Prosper Chiluya

Personal information
- Date of birth: 2 April 1998 (age 26)
- Place of birth: Lusaka, Zambia
- Height: 1.78 m (5 ft 10 in)
- Position(s): Defender

Team information
- Current team: Kafue Celtic

Youth career
- OYDC Football Academy

Senior career*
- Years: Team / Apps / (Gls)
- Lumwana Radiants
- 2016–: Kafue Celtic
- 2017: → Pafos (loan) / 0 / (0)
- 2018: → Bethlehem Steel (loan) / 16 / (1)

International career
- 2015–: Zambia U-20 / 10 / (0)
- 2019-: Zambia U-23

= Prosper Chiluya =

Zambian footballer (born 1998)

Prosper Chiluya (born 2 April 1998) is a Zambian footballer who plays as a defender for Kafue Celtic.

== Playing career ==
===Kafue Celtic===
Chiluya spent time with Zambian club Kafue Celtic before going on loan with Pafos FC in Cyprus in 2017.

====Loan to Bethlehem Steel FC====
In February 2019, Chiluya later joined United Soccer League side Bethlehem Steel on loan 2018 season.
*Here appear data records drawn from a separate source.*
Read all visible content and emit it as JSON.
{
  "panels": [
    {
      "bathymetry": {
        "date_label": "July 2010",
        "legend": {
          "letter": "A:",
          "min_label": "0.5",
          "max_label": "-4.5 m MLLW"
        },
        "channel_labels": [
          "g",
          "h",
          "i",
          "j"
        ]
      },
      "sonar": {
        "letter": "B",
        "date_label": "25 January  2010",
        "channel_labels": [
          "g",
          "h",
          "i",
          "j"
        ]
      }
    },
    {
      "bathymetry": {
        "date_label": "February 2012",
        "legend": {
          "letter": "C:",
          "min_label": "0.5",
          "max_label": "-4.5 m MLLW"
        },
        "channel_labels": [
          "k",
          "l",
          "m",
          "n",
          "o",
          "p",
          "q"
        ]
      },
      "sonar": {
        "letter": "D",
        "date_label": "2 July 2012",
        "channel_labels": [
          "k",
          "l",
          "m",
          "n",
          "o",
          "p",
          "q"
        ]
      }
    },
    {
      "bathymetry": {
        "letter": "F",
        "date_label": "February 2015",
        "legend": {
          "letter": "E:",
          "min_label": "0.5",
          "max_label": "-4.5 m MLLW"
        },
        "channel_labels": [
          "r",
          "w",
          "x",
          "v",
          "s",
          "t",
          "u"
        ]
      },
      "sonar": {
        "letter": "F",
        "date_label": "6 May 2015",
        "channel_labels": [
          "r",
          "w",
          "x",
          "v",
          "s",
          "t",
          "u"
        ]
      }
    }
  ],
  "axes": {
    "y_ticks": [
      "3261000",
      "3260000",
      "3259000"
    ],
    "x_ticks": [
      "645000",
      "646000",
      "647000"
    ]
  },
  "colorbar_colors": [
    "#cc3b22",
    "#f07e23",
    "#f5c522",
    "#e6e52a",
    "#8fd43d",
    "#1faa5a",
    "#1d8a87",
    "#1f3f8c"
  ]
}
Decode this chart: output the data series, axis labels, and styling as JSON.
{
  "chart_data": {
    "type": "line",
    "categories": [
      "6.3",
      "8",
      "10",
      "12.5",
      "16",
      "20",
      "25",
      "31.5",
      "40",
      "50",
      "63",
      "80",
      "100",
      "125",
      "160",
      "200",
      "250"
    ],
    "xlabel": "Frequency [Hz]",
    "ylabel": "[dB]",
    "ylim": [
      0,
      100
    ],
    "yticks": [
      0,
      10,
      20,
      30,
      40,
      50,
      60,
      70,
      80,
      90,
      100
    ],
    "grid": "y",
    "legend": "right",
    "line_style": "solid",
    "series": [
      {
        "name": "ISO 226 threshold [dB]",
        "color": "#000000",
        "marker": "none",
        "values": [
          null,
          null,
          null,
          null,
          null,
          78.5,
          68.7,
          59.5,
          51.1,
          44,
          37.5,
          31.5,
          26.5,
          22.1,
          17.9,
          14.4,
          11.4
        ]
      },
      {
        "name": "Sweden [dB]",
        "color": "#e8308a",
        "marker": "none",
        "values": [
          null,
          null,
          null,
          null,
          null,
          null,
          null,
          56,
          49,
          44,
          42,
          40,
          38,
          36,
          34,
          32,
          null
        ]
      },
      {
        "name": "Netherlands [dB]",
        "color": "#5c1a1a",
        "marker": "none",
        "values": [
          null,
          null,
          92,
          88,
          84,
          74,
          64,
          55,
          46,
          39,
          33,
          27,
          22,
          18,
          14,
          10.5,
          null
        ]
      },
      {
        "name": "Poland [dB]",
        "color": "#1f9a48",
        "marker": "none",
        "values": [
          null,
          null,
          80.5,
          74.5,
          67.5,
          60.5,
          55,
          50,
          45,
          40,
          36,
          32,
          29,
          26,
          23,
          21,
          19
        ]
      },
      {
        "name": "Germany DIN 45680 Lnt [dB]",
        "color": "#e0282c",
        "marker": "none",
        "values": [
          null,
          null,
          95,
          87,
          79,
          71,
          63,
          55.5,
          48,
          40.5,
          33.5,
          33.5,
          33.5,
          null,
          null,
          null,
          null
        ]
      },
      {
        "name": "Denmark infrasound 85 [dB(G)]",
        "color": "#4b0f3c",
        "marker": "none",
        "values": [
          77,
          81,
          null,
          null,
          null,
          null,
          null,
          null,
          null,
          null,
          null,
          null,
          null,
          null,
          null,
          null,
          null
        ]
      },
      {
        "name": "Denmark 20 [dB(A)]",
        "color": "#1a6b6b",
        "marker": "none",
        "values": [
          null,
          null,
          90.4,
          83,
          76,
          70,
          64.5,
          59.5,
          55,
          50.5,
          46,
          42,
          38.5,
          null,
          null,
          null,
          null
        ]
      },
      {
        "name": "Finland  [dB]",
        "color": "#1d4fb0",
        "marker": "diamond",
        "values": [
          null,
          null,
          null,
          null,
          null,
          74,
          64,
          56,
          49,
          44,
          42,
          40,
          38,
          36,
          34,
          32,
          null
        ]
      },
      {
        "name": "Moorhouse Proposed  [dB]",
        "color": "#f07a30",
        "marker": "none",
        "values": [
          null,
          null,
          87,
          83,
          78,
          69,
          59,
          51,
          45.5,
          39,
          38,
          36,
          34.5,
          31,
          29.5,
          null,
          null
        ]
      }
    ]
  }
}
Making regular starts in the defense, Chiluya scored his first goal against Indy Eleven. The goal stood as the match winner and won the team's honor as 2018 Steel FC Goal of the Year. Chiluya made 16 total appearances for Steel FC by the conclusion to his loan at the end of the season.